US military sending assessment team to Pakistan amid deadly floods

The U.S. military is sending a team to Pakistan to figure out what support the Pentagon could provide amid deadly floods that have covered more than one-third of the country, the Defense Department announced Friday.  

U.S. Central Command will send the team to Islamabad to determine how the Pentagon can help the U.S. Agency for International Development as part of Washington’s response to the crisis, the command’s top spokesperson, Col. Joe Buccino, said in a statement. 

Gen. Michael Kurilla, the head of CENTCOM, also spoke by phone with Pakistan’s chief of army staff, General Qamar Javed Bajwa, to express “his condolences for the people of Pakistan,” the statement added.  

Floods that began in mid-June have ravaged Pakistan, and satellite images this week showed more than one-third of the country under water.

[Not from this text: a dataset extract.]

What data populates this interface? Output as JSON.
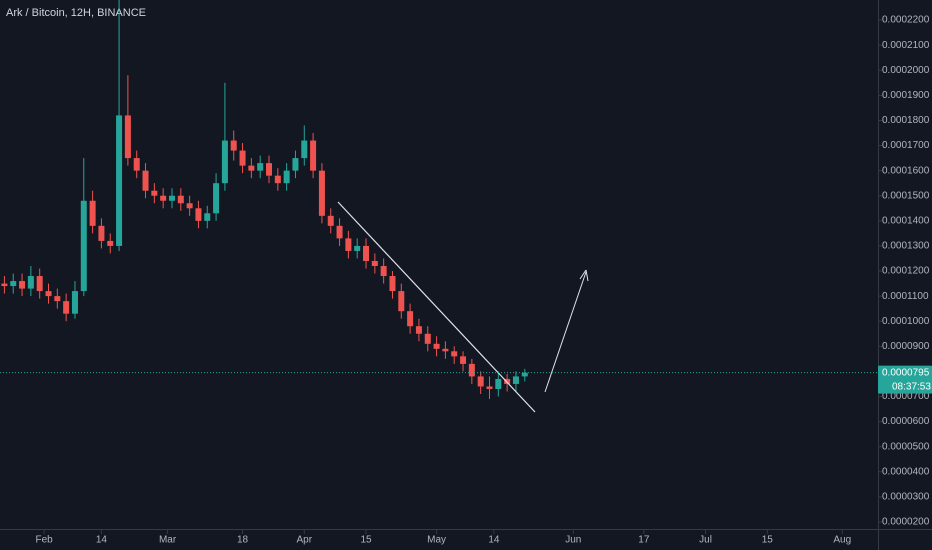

The flooding has killed more than 1,100 people — at least 400 of them children — affected more than 33 million people, and destroyed millions of acres of crops and hundreds of thousands of livestock, setting the country up for a major food shortage and humanitarian crisis. 

The floods are being blamed on a heavier than normal monsoon season, the wettest since Pakistan began keeping records in 1961, CNN reported

Pakistani Prime Minister Shehbaz Sharif has called the floods “the worst in the country’s history,” estimating that the disaster has caused more than $10 billion in damages.